Cabe uma coalizão de novo tipo?

Os atos de domingo (13) mantiveram, no fundamental, o conteúdo das manifestações anteriores e o perfil dos manifestantes: ricos, bem empregados, ideologicamente de direita.

Embora a pauta contemple temas difusos, como o combate à corrupção, ela se resume à deposição da presidenta Dilma e do fim do ciclo de governos do PT. O ódio de classe é indisfarçável, embora se esforcem para camuflar. Mas foram atos expressivos e o movimento popular precisa responder não apenas com manifestações igualmente expressivas, mas procurando apontar saídas para o impasse.

Há evidentes sinais de que a pauta difusa começa a ganhar adeptos em setores médios que não são tradicionalmente de direita e até já foram eleitores do PT. Entre esses temas difusos estão o combate à corrupção e a repulsa à política de maneira geral. A expressiva manifestação de hostilidade a Aécio e Alckmin, ambos do PSDB, no ato de São Paulo, expressa sem retoques essa assertiva.

E aqui está o impasse e o dilema para os “líderes” desse movimento e a “massa” que vem atendendo aos seus apelos: eles têm pauta distinta.

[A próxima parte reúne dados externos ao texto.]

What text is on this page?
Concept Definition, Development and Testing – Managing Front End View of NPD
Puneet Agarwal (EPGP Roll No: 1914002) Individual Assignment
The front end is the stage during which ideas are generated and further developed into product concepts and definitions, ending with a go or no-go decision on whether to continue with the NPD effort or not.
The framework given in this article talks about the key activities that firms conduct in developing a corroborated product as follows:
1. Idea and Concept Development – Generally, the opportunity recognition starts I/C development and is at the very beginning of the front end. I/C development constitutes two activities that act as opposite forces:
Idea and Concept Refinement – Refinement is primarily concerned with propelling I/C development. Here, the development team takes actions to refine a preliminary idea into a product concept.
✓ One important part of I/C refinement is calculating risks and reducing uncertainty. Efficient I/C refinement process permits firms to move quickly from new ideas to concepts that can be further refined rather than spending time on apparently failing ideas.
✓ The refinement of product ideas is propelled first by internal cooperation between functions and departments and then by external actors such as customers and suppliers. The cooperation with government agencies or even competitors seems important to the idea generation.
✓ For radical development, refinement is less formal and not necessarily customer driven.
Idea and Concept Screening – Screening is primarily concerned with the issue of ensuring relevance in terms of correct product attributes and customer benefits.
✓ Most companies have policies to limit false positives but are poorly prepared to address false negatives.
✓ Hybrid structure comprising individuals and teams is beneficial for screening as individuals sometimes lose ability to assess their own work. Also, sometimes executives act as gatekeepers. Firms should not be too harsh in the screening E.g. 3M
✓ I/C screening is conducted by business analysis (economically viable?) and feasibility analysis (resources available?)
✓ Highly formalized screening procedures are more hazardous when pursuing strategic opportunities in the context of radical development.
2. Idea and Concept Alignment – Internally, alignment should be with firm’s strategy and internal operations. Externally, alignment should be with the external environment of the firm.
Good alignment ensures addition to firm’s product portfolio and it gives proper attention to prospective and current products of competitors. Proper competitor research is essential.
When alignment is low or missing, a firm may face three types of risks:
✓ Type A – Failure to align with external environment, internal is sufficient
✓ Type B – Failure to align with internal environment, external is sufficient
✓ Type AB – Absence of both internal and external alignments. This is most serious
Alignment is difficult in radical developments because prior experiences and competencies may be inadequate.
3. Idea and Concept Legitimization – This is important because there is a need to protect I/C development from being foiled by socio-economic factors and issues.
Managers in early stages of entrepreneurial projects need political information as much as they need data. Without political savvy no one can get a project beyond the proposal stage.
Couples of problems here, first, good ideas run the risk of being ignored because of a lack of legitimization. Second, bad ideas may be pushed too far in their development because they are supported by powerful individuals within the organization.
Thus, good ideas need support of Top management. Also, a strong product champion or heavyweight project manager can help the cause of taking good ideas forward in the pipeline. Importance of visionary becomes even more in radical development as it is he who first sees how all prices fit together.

Enquanto os líderes do “Movimento Brasil Livre” e “Vem pra Rua”, dentre outros, defendem pautas reacionárias e procuram alianças formais com a direita política convencional (PSDB, DEM, etc.), a massa os hostiliza e defende propostas como a valorização dos serviços públicos e o respeito às liberdades individuais, como atesta a pesquisa feita por pesquisadores da USP (www.goo.gl/QtDsIz).

Os dados dessa pesquisa confirmam o perfil elitista dos manifestantes. Indica que eles desconfiam tanto do PT quanto de todos os demais partidos e políticos. Desconfiam também dos meios de comunicação. Mas defendem, igualmente, serviço público de qualidade e respeito aos direitos individuais, como a união homoafetiva.

Como conciliar a pauta da massa com a dos “líderes” do movimento, que odeiam o PT mas adoram os partidos e os políticos de direita? Que falam em combate à corrupção abraçados com políticos formalmente denunciados por corrupção? Que querem privatizar todo tipo de serviço público, a começar pela saúde e educação e chegando na entrega completa do pré-sal às petroleiras estrangeiras?

E há uma margem cinzenta que a própria “massa” precisa responder: se apoiam os direitos individuais, como toleram grupos homofóbicos e racistas (tipo skinheads) em suas manifestações? E como não se insurgem contra as reiteradas violações dos direitos individuais dos investigados, sistematicamente praticados pela dita operação lava-jato?

Talvez respondam que só assim é possível fazer avançar as investigações. Todas as ditaduras responderam dessa forma para justificar a tortura, inclusive no Brasil pós golpe militar e nos horrores praticados pelo governo dos Estados Unidos na “caçada aos terroristas”. Sempre que deixamos o arbítrio prosperar ele terminou na supressão da liberdade e dos direitos individuais de todos.

A omissão de muitos, inclusive do povo alemão, diante do avanço do nazismo liderado por Hitler, caracterizado pela violação de direitos individuais e perseguição aos comunistas, judeus, sindicalistas, clero progressista e a juventude ativista redundou no pior período de trevas da nossa história recente. Como ninguém protestou, talvez porque “não fosse problema seu”, o nazismo e as suas tragédias se implantaram completamente.

Quando em 1964 manifestações parecidas com essa e de igual forma estimuladas pelos meios de comunicação conservadores ganhavam o apoio de uma “massa” igualmente sensibilizada por pautas incrivelmente semelhantes, seus “lideres” tinham consciência que iriam implantar uma ditadura a serviço dos Estados Unidos, mas a “massa” só descobriu, tarde demais, que ela apenas participou de uma grande encenação.

E qual é a saída?

Em primeiro lugar procurar responder à altura com manifestações que claramente denunciem o caráter golpista e reacionário dos atuais “líderes” desse movimento. Cabe à presidenta Dilma enfrentar o debate ideológico comparando os feitos de cada governo. Também cabe à presidenta, ouvindo os aliados, definir uma pauta que reafirme a manutenção e a ampliação dos avanços até aqui obtidos, busque dialogar com os anseios dessa “massa” e, principalmente, assegure a retomada da economia.

E, não menos importante, é preciso analisar a formatação de uma nova coalizão política de conteúdo mais programático que lhe permita, a um só tempo, governar e sinalizar à sociedade práticas menos fisiológicas.